Neuropeptide Y and somatostatin in the neocortex of young and aging rats: response to nucleus basalis lesions.

Lesions of the nucleus basalis of Meynert (NBM) have been used to mimic, in part, cholinergic deficits occurring in age-related neurodegenerative disorders, i.e., Alzheimer's disease. In our study, the effect of a persistent cholinergic denervation of the fronto-parietal cortex on neuropeptide Y (NPY) and somatostatin (SOM) was examined in young adult (3 months old) and aging (> 18 months old) rats, 1, 3 and 6 months after bilateral stereotaxic NBM lesions with quisqualic acid.
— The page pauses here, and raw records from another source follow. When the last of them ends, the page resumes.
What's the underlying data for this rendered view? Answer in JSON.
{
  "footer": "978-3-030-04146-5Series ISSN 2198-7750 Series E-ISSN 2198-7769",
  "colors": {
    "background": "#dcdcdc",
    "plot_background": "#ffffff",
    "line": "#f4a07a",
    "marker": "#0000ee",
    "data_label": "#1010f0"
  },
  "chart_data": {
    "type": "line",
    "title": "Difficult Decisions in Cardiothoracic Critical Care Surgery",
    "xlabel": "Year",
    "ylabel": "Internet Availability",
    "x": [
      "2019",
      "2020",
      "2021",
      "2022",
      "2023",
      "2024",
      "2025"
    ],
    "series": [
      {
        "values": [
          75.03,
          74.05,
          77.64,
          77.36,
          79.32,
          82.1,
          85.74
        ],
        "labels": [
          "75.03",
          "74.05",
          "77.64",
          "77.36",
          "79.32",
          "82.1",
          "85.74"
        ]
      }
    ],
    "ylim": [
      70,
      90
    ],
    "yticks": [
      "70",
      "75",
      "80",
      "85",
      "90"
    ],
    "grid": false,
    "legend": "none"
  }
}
In aging, non-lesioned rats a significant decrease in radioimmunologically and immunohistochemically detectable NPY and SOM was found with no further changes after lesions. Morphological markers for these peptidergic populations (cell size and number, NADPH-diaphorase histochemistry, electron microscopy) demonstrated no signs of alterations in both age groups after lesion. Densitometric analysis of peptide fibre networks displayed a heterogeneous response with a significant rarefication in young rats 1 month after the lesion, followed by restoration and a tendency towards increase 6 months post lesioning in individual animals. These findings were confirmed by radioimmunological measurements. Examination of synaptic and cytoskeletal markers, i.e., synaptophysin, GAP-43, MAP-2, Tau-1 and amyloid precursor protein, did not reveal any signs for neuronal reorganization or sprouting. These data are discussed in the context of plasticity and pathology in age-related neurodegenerative disorders with cholinergic impairment.